Dorte Nielsen, founder of the Center for Creative Thinking in Copenhagen, gave the FourSight assessment to the faculty of a Danish high school. She gathered all the teachers in the cafeteria, handed out their results, and asked them what they had learned from their thinking preferences. One teacher stood up and said, “I teach math,” he said, “and I like to clarify. I’ve always thought my job was to pour as much information as possible into my students’ heads. Now I realize that’s just my preference. I was boring three quarters of my students to death.”
Another teacher stood up. “Don’t feel bad,” she said. “I’m a social studies teacher, and I prefer to implement. Every time I give an assignment, the same five students come to my desk to ask questions about it. I tell them, ‘Just jump in! Figure it out as you go!’ Now I realize they must prefer to clarify. They actually need more direction to get started.”
Turkish researcher, Serap Ozdemir, found that the age-old concept of teacher’s pet may actually be connected to thinking preferences. Serap found that teachers tend to look more favorably on students who share their thinking preferences. She gave 275 teachers the FourSight Thinking Profile and asked them to complete a checklist to describe their ideal student. Teachers overwhelmingly agreed on the same core character traits of honesty, kindness, and trustworthiness, but after that, she found their thinking preferences influenced their idea of who was an ideal student. Teachers who prefer to clarify idealize students who are prompt, organized, and serious (i.e., students who prefer to clarify). Teachers who prefer to ideate idealized students who were playful, imaginative, spontaneous, and original (i.e., students who prefer to ideate).
You can be sure that teachers aren’t the only ones to play favorites. Leaders do it too.
When she works with corporate clients, Dorte, whose background is in advertising, uses a graphic example to teach the blind spot phenomenon to corporate leaders. She flashes two FourSight group profiles on the screen. The first group clearly has a preference to clarify. The second group prefers to ideate.
“Think about how these two groups will get along,” she says, challenging the leaders in her workshop to guess. “How will the clarify group see the ideate group?”
“As too playful. Not detailed enough. Disorganized. Not conscientious. Too imaginative,” are often their answers.
“Right. That’s just what the research tells us. And how will the ideate group likely see the clarify group?” asks Dorte.
“As too uptight. Too serious. Too cautious. Too rule bound. Unimaginative,” are the usual leaders’ responses.
“Right again,” she says.
Then Dorte does the big reveal. “These are real life groups. The clarify group are students. The ideate group are their teachers.” This is often a cue for an audible gasp in the room.

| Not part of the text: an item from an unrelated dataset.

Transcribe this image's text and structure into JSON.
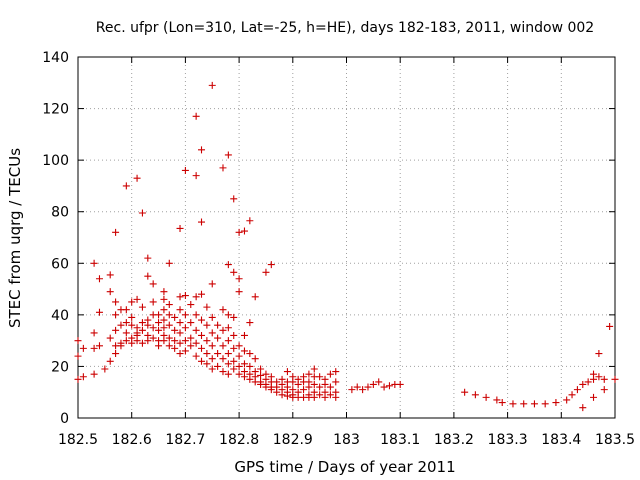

Dorte then shares the unconscious assumptions of each group: the teachers thought their students would want to explore new, original approaches to the topic and would get bored by too many details or too much reading. But the students wanted nothing more than facts, detailed information, and a chance to ask lots of questions. Both groups were doomed to a miserable semester until Dorte revealed their thinking preferences. She recalled, “The teachers laughed out loud when they saw these profiles. One said laughing, ‘Ah, that's why they didn't enjoy dancing during the math class.’” Once the teachers understood how their students liked to think, they happily altered their approach to better suit the students’ needs. The two groups ended up with a very positive relationship. Next year, they’d have to do it all over again because the new batch of students might have an entirely different set of thinking preferences.
Dorte shows her corporate clients the FourSight group profiles of their own departments and working teams. Often there are stark contrasts. In the creative agencies she serves, the finance department typically favors clarifying. The creative department prefers ideating. Account managers and media buyers often prefer to clarify and implement. The classic antipathy that often develops between those groups feels personal, but it’s easily explained by thinking preferences. Before they understand thinking preferences, different departments may look on each other with suspicion, but by the time Dorte is finished with them, they see how everyone contributes to the whole.
 Gurak-Ozdemir, S., Acar, S., Puccio, G., & Wright, C. (2019). “Why do teachers connect better with some students than others? Exploring the influence of teachers’ creative thinking preferences.” Gifted and Talented International, p.1-14.